Temporeggiando in attesa di un vaccino o nuove cure farmacologiche, si fa sempre più acceso anche il dibattito sul farmaco anti-Ebola remdesivir, da ieri promosso a terapia ufficiale anti-Covid negli Stati Uniti. In Europa, però, sono più cauti di Trump: l’Agenzia Europea per i Farmaci (Ema) ha avviato una procedura rapida di revisione del farmaco per velocizzare, eventualmente, la sua approvazione. Tuttavia, precisa l’Ema, "è ancora troppo presto per trarre conclusioni sul rapporto rischio-beneficio del farmaco" perché è possibile che "i suoi benefici siano maggiori dei rischi".
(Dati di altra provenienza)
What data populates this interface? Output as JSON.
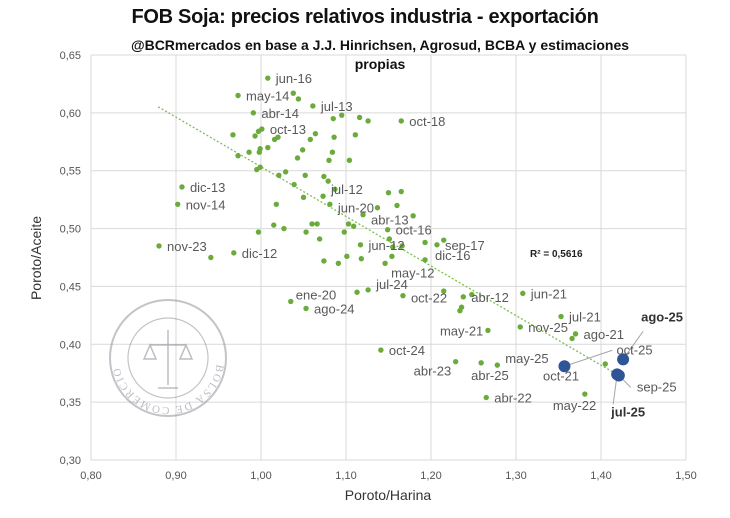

L'uso del farmaco in Italia

In Italia Il nostro Paese è stato tra i primi ad adottare il remdesivir: era già presente nei protocolli terapeutici per curare i primi due pazienti cinesi che a febbraio furono ricoverati allo Spallanzani di Roma. Inoltre, già un centinaio di pazienti gravi hanno ricevuto la somministrazione del farmaco con ottimi risultati, gli stessi ottenuti dalle prove sperimentali sui macachi.

"Prima di giudicare aspettiamo di vedere i dati", afferma Silvio Garattini, farmacologo e direttore dell’Istituto di ricerche farmacologiche Mario Negri che aspetta la fine di maggio quando "potremmo avere già i dati della sperimentazione attualmente in corso in Italia e allora avremo qualcosa su cui valutare l’efficacia del farmaco".